Terdapat juga beberapa riwayat yang menceritakan penyembahan para nabi,
tokoh-tokoh terkemuka lainnya, atau meletakkan kuburan mereka sebagai
masjid dan mushalla yang dilakukan oleh sebagian dari orang-orang Yahudi
dan Kristen.[1]
Al-Quran dalam menceritakan tentang Ashhâb al-Kahfi dan penemuan
jasad-jasad mereka oleh masyarakat di tengah-tengah kaum-kaum terdahulu,
menyinggung suatu hakikat tentang pembangunan kuburan untuk pemujian
dan penghormatan kepada orang-orang khusus.
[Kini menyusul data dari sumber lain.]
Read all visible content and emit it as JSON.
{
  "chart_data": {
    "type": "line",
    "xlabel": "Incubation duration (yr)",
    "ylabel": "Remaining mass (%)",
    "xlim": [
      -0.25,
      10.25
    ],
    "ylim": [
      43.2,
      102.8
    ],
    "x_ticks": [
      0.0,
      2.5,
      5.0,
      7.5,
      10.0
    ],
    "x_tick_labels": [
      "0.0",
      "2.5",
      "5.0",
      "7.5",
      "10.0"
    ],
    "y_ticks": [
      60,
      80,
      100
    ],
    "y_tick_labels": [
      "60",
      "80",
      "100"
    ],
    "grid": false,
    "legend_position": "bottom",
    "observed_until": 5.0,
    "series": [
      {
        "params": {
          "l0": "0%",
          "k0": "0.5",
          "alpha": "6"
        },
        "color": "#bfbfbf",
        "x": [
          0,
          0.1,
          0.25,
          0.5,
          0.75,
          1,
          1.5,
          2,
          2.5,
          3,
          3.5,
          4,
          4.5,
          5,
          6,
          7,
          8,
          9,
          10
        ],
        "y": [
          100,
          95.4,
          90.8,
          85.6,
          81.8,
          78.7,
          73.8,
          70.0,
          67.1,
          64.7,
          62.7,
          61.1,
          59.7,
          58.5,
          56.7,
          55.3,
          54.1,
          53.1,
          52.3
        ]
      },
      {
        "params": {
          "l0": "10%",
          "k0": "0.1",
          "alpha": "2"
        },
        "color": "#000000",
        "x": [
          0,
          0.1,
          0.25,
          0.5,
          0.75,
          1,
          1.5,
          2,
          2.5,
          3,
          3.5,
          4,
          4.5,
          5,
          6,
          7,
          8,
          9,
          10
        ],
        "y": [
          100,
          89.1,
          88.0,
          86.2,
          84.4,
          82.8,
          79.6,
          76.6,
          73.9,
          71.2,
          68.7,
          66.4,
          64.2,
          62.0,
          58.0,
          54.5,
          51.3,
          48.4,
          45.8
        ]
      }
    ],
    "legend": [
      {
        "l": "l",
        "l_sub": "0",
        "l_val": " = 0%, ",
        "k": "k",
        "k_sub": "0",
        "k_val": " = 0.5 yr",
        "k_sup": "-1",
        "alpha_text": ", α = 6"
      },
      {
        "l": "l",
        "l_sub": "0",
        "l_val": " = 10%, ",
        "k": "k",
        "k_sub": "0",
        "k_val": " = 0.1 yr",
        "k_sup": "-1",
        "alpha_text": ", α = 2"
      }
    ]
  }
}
Ayat berkenaan dengan ini
menceritakan bagaimana perselisihan masyarakat dalam menghormati Ashhâb
al-Kahfi, ada yang mengusulkan mendirikan sebuah bangunan dan sebagian
yang lain membangun masjid di atas pemakaman mereka.
Al-Quran sama sekali tidak mencela kedua usulan ini[2]
yang pada dasarnya bermaksud untuk penghormatan dan menziarahi mereka.
Pertanyaannya adalah kapankah ziarah kubur dan pembangunan pemakaman
dimulai di tengah-tengah kaum Muslim?
Apakah sejak kemunculan Islam
ataukah selang beberapa waktu setelah pengutusan Nabi Muhammad Saw?
Apa yang dijumpai dalam riwayat-riwayat dan catatan-catatan sejarah
adalah pelarangan awal Rasulullah Saw atas ziarah kubur. Pelarangan ini
berdasarkan sebab-sebab dan faktor-faktor tertentu yang dengan hilang
sebab-sebab itu maka dalil-dalil pelarangannya juga hilang, dan bukan
hanya diperbolehkan, bahkan hukum menziarahi kubur adalah mustahab
(dianjurkan).
Adapun
hubungannya dengan sebab-sebab pelarangan orang-orang Muslim dari ziarah
kubur dari sisi Rasulullah saw terdapat beberapa dalil yang akan
diutarakan sebagai berikut:
1. Dikatakan bahwa pada awal-awal periode Islam kebanyakan atau mungkin
semua pemakaman-pemakaman adalah milik orang-orang musyrik dan para
penyembah berhala, dan Islam juga memutus semua hubungan keterikatan dan
ketergantungan dengan mereka. Salah satu ketergantungan itu adalah
hubungan ziarah kubur mereka yang dilarang oleh Rasulullah Saw.[3]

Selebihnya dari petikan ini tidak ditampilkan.